ベンチャー法務の部屋

VCからの役員派遣とコンプライアンス

少し昔の「金融法務事情」No.1901 (2010年7月10日号)に、「取引先への役員派遣とコンプライアンス」と題する記事が掲載されていた。この記事では、主に銀行が役員や行員を派遣することが前提であるが、これは、VC(ベンチャー・キャピタル)からVB(ベンチャー・ビジネス)に役員派遣する場合にも応用できると思った。

記事には、

派遣役員は、取引先の取締役として善管注意義務を負う(会社法330条、民法644条)。そのため、取引先に関して入手した情報を銀行のためにみだりに使うことは許されない。・・・(中略)・・・取引先が派遣役員に対して情報を開示する場合は、取引先のために使ってくれることを期待しているのであって、銀行の利益のために使うことについては必ずしも承諾があるとはいえない。そこで、問題の発生を未然に防ぐため、前述のように役員の派遣における確認書などを作成しておくべきものと考えるのである。(引用終わり)

とある。

この部分は、「取引先」を「投資先」、「銀行」を「ファンド」又は「ベンチャー・キャピタル」と読み替えると、VCからの役員派遣にそのまま当てはまる。

ただ、VCの投資実務における役員派遣で、ここまで厳密に確認書が作成されているケースは、レアであるように思う。著名なキャピタリストであれば、複数の役員をかけもちしているケースも少なくないが、それらの場合、善管注意義務を厳密に考えられているだろうか。

VC側の簡単な対策としては、投資契約上、役員派遣の権利とは別に、オブザーバー派遣の権利を取得して、基本はオブザーバーで対応することが考えられる。ただ、VBサイドからの要請もあって、VC側の人間が取締役に就任するケースもある。その場合は、VCにとっても、VBにとっても、上記のような確認書で、善管注意義務や守秘義務の範囲を明確にしておいた方が安全であろう。

なお、この記事では、

派遣役員から取引先の業況が危機的であるという報告を受けて融資金を回収する行為は、公正かつ適法に行われる限り許される(中村裕明監修『必携 金融機関のコンプライアンス【業務編II】』283頁(金融財政事情研究会、2006年))。

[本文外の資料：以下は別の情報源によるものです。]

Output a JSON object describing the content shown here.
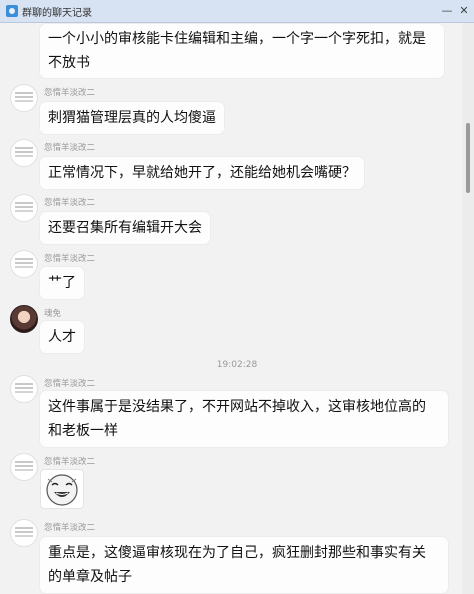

この場合には、派遣役員といえども、出身母体である銀行の損害を未然に防止する必要性が強く、そのために自己の入手した情報を銀行に開示することについては、取引先の黙示の承諾があると考えられる。(引用終わり)

とある。

この点についても、VCとVBの関係に適用できる可能性は高いと考えられる。ただ、銀行に比べ、VCは、(株式によって資金提供するため)損害防止のために採り得る手段が限定されている。したがって、仮に情報活用の点において黙示の承諾が認められたとしても、現実にその情報を活して回収しようとする場合については、投資契約書において、きっちりと手当しておかないと、回収は極めて困難になる。